Não existe no mercado um medicamento que ajude as mulheres como o Viagra ajudou os homens, mas a origem do problema também não é comparável.

A autoridade norte-americana do medicamento (FDA, Food and Drug Administration) pode estar prestes a autorizar a venda de flibanserina para tratar mulheres que sofram de uma redução do desejo sexual. “Qualquer facilitador do desejo feminino é uma ajuda”, nota Sandra Vilarinho, presidente da Sociedade Portuguesa de Sexologia Clínica. “Mas se acho que vai resolver o problema da falta de desejo? Não.”

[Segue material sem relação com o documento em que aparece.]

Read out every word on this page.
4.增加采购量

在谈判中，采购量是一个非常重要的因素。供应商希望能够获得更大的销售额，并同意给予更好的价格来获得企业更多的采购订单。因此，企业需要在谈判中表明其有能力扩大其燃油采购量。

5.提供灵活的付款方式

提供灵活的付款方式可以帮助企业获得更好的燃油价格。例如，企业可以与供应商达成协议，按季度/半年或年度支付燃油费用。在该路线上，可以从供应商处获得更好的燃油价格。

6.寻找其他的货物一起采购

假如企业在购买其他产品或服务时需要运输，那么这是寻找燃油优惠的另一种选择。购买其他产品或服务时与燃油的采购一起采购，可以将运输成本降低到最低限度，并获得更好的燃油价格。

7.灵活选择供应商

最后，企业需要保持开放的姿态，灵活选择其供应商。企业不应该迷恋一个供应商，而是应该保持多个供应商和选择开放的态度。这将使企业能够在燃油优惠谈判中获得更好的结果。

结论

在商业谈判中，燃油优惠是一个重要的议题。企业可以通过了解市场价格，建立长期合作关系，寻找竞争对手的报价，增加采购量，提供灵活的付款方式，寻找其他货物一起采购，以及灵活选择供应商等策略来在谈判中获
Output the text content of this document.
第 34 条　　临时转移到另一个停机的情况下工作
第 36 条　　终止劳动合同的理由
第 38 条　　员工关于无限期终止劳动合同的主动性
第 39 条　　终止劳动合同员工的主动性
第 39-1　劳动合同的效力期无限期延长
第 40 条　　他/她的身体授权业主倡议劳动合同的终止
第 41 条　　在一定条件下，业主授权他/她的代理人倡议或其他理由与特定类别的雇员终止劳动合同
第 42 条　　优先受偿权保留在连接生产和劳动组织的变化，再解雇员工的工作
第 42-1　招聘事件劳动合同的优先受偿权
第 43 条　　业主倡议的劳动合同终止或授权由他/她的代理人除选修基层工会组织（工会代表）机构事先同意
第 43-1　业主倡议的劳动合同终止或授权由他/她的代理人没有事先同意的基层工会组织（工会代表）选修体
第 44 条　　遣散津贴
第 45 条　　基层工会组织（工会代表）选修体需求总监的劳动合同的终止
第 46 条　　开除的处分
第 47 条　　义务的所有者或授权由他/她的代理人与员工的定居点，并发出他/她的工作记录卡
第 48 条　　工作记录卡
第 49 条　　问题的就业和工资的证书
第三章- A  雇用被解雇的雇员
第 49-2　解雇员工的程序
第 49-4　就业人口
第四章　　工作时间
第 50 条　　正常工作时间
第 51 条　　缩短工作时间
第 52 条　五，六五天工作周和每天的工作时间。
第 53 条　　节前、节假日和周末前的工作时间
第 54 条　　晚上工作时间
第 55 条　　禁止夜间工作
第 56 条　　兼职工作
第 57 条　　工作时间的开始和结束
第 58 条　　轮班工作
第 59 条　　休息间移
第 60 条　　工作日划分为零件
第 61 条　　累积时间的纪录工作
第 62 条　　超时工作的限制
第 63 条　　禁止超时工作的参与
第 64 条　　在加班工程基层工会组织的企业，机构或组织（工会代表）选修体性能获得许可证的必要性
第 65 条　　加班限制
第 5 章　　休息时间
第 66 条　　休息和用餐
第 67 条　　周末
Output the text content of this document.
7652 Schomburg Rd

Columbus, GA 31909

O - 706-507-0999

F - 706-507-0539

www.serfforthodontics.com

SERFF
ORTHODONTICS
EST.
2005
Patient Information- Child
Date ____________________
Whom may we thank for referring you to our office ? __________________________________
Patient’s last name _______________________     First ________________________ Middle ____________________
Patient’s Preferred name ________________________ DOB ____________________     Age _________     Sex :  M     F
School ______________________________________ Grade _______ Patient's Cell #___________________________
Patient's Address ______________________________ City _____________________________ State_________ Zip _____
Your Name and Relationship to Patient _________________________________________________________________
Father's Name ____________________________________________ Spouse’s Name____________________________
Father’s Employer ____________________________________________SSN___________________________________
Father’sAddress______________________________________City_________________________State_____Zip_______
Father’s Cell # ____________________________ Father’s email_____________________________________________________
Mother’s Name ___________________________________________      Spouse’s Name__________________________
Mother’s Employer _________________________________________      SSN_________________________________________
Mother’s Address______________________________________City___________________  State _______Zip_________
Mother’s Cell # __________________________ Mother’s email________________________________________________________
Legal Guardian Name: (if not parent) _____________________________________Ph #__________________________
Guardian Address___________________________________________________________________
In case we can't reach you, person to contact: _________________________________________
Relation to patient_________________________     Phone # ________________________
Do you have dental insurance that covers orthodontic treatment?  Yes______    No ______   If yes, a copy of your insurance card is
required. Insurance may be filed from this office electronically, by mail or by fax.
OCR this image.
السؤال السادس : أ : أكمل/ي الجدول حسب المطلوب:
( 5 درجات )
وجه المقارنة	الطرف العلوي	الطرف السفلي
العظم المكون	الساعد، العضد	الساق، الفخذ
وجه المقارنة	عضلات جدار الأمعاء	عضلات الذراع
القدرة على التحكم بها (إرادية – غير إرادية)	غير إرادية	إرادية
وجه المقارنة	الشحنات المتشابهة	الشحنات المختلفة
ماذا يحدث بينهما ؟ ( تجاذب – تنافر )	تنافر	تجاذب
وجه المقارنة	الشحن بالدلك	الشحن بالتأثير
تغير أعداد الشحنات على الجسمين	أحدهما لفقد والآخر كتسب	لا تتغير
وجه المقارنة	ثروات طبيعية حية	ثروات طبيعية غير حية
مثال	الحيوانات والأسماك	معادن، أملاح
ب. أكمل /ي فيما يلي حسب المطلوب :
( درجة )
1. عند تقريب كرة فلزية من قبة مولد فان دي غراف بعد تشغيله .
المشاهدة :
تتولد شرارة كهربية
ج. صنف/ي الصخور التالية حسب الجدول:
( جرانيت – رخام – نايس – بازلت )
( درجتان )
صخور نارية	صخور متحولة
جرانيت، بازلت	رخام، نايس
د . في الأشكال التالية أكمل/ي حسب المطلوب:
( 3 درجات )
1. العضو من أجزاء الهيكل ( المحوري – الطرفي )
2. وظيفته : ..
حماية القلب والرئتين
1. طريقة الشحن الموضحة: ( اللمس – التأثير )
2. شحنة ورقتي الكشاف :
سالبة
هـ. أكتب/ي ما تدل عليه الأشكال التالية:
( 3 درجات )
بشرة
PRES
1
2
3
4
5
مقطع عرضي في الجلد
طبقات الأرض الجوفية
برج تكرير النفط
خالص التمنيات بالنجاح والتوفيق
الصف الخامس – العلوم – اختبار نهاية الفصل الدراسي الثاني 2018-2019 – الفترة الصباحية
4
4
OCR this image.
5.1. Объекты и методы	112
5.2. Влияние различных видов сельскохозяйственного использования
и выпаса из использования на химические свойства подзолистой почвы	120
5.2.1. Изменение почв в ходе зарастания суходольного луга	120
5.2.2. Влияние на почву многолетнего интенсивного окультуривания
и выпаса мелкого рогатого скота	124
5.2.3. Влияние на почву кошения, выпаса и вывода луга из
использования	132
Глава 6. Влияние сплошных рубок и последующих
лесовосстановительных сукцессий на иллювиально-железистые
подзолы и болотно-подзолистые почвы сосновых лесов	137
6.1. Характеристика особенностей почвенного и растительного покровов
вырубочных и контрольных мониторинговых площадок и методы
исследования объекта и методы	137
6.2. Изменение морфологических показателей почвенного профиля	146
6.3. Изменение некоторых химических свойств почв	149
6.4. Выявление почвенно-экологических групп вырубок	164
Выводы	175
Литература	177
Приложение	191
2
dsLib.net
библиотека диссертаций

Sandra Vilarinho explica que o problema da falta de desejo sexual não é exclusivamente biológico. Está relacionado com a forma como a mulher encara o próprio corpo, a imagem e a sexualidade, ou com a relação que mantém com o parceiro sexual. “Quando não há harmonia, quando não há partilha, até quando não há partilha das atividades domésticas, pode haver uma diminuição do desejo sexual”, diz a psicóloga.

A terapeuta sexual alerta que o desejo de uma mulher depende da disponibilidade emocional, intelectual, erótica e física (tanto a nível hormonal, como de cansaço). E em relação à maior parte destas condições “uma pílula pode não fazer nada”. “Não se pode pensar que o desejo sexual se esgota em termos biológicos. Pensar assim vai criar uma ilusão que pode resultar em desilusão.”

“Não se pode pensar que o desejo sexual se esgota em termos biológicos. Pensar assim vai criar uma ilusão, que pode resultar em desilusão.”
Sandra Vilarinho, presidente da Sociedade Portuguesa de Sexologia Clínica

A médica Carla Rodrigues, que pertence ao Núcleo de Sexologia da Sociedade Portuguesa de Ginecologia, concorda que não será este ou qualquer outro medicamento do tipo que vai ajudar a resolver a baixa autoestima, problemas de relacionamento com o parceiro ou o cansaço. O fármaco pode ajudar nos casos em que as mulheres têm realmente um problema biológico, mas primeiro é preciso perceber se a causa não é outra. “Mas é difícil perceber porque as pessoas não querem dizer tudo”, diz a ginecologista.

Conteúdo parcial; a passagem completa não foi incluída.